Вскинув голову, она прислушалась и не услышала ничего. В комнатах никого не было.
- Она опять убежала к этой толстухе, - пробормотала дама Магелин.
Дама Боудетта подошла к окну, но косая черепичная крыша над аркадой и заплесневелая стена Золтры закрывали вид на восток. Она перевела взгляд на оранжерею, находившуюся прямо под окном; там, наполовину скрытое густой зеленой листвой, блеснуло белое платьице Сулдрун.

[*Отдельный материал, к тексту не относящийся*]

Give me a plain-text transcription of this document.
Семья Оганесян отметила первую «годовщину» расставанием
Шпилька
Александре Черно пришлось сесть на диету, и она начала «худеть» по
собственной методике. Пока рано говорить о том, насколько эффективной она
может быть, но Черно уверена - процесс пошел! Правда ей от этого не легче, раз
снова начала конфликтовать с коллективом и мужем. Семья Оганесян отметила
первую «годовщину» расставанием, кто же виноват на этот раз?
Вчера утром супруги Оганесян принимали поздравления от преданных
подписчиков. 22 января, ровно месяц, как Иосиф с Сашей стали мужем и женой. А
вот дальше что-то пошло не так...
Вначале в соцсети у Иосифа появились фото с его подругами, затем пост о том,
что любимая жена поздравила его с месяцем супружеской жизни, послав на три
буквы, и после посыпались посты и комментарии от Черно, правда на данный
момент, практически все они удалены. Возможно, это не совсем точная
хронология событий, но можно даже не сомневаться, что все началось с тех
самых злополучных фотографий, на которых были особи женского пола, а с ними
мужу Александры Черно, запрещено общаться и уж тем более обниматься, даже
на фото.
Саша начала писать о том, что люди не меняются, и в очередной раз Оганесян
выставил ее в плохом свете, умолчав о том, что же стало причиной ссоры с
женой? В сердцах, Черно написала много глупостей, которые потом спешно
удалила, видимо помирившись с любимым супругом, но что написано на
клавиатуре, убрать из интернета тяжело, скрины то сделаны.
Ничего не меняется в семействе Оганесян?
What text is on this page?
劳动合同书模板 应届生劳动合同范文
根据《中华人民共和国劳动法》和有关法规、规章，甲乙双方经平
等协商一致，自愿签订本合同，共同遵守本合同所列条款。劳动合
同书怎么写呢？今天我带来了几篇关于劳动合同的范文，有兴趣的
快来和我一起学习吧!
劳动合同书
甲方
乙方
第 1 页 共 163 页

Молчаливая и мрачная, она прошествовала из комнаты; дама Магелин плелась за ней, шипя и негромко ругаясь.
Они спустились по лестнице, вышли из здания и пошли к оранжерее.
Сулдрун сидела на скамейке и играла оборванными травинками. Бесстрастно посмотрев на приближающихся женщин, она опять занялась травой.
Дама Боудетта остановилась и посмотрела на маленькую белую головку. В ней поднялась волна гнева, но она была слишком умна и осторожна, чтобы разрешить ей вырваться наружу. Дама Магелин стояла сзади, от возбуждения поджав рот; она надеялась, что дама Боудетта ущипнет принцессу, даст ей пощечину или шлепнет по твердой маленькой попке.
Сулдрун подняла глаза и какое-то мгновение разглядывала даму Боудетту, потом отвернулась, как бы от скуки и апатии, но даме Боудетте показалось, что принцесса посмотрела вперед, в далекое будущее.
Наконец дама Боудетта с трудом сказала скрипучим голосом:
- Принцесса Сулдрун, вы не хотите подчиняться указаниям дамы Магелин?
- Я ее не люблю.
- Но вы любите Эхирму?
Сулдрун не ответила, только изогнула травинку.
- Очень хорошо, - величественно сказала дама Боудетта. - Так тому и быть. Мы не можем видеть нашу драгоценную принцессу несчастной.
Быстрый взгляд наверх; принцесса, казалось, видела даму Боудетту насквозь.
Чему быть, того не миновать , подумала дама Боудетта с горькой усмешкой. По меньшей мере мы понимаем друг друга .
- Эхирма вернется, - сказала она, и, спасая лицо, твердо добавила. - Но вы будете слушаться даму Магелин, которая займется вашими манерами.
ГЛАВА ВТОРАЯ
ЭХИРМА ВЕРНУЛАСЬ, и дама Магелин продолжала пытаться привить Сулдрун приличные манеры, с тем же успехом, что и раньше. Сулдрун даже не упрямилась, а казалась где-то далеко; она не тратила усилий, бросая вызов даме Магелин, но просто не замечала ее.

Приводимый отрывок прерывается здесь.